As of April, mutual funds held around 30.24 crore shares of Kotak Mahindra Bank, up from 25.63 crore shares in March. The value of these holdings increased to Rs 53,186 crore from Rs 41,663 crore. Notably, SBI Mutual Fund emerged as the largest shareholder with 9.24 crore shares worth Rs 15,000 crore, while HDFC Mutual Fund and ICICI Prudential MF also increased their stakes.

Despite the stock's downturn, several brokerages have maintained their ratings for Kotak Mahindra Bank. The RBI's restrictions, which include an external audit of the bank’s IT systems, have led to cautious optimism among analysts. Emkay has downgraded the bank, reducing its target price by 10%, while Morgan Stanley anticipates only temporary stock price effects with limited impact on earnings.

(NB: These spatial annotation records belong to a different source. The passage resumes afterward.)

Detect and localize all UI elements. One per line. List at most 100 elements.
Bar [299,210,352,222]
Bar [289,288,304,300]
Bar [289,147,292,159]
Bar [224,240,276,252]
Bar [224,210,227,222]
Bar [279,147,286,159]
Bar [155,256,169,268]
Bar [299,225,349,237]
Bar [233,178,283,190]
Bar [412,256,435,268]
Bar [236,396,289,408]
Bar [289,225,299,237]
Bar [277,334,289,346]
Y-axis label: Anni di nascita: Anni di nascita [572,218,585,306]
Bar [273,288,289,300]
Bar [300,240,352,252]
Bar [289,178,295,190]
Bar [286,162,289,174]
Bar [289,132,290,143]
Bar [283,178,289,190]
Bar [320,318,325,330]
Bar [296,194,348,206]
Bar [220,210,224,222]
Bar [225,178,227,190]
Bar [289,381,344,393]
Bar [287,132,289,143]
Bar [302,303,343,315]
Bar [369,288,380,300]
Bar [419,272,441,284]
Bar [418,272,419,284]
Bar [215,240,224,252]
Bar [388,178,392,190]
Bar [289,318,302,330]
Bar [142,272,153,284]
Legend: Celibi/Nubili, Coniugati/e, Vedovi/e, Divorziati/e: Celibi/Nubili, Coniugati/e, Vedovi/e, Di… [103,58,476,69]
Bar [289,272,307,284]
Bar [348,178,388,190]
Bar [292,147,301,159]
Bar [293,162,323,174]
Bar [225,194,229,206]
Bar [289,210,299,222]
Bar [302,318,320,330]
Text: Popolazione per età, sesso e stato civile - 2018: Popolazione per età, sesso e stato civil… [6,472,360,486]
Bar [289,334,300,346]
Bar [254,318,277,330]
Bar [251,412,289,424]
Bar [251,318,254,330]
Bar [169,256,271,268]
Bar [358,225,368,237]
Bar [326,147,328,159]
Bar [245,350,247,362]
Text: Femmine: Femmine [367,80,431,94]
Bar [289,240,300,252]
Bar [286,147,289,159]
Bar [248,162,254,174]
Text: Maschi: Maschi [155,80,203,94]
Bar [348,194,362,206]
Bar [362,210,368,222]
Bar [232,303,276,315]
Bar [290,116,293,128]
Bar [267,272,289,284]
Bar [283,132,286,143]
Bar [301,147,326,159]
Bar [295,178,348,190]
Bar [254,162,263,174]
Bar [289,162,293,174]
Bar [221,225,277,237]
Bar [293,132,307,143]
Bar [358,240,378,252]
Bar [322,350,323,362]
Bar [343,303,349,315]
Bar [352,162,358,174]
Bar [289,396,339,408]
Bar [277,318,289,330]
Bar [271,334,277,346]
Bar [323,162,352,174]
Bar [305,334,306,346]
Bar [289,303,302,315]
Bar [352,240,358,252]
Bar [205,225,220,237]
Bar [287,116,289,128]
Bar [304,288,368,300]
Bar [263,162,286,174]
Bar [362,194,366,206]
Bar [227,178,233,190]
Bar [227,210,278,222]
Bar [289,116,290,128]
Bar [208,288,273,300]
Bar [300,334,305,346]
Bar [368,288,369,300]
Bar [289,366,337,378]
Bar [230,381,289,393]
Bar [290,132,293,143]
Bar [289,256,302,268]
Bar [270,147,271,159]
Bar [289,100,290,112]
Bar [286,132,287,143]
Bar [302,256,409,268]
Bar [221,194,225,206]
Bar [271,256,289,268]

Kotak Bank’s credit card business, accounting for 4% of its loans, has been impacted by the restrictions. Analysts are closely watching the bank's technology spending and branch expansion, with forecasts suggesting a medium-term devaluation. HSBC expects a 2-5% decrease in earnings per share and a 5-6% drop in return on assets due to the credit card restrictions, although other growth areas may offset these losses.

In addition to Kotak Mahindra Bank, mutual funds have also shown interest in stocks like Vodafone Idea (Rs 3,244 crore), Axis Bank (Rs 3,112 crore), Reliance Industries (Rs 2,597 crore), Infosys (Rs 2,109 crore), HUL (Rs 1,950 crore), and HDFC Bank (Rs 1,716 crore). On the other hand, State Bank of India led in selling, with mutual funds withdrawing Rs 1,666.94 crore, followed by Bajaj Finance and L&T.

Investors are advised to consult with certified experts before making investment decisions, as the views expressed are based on current market conditions.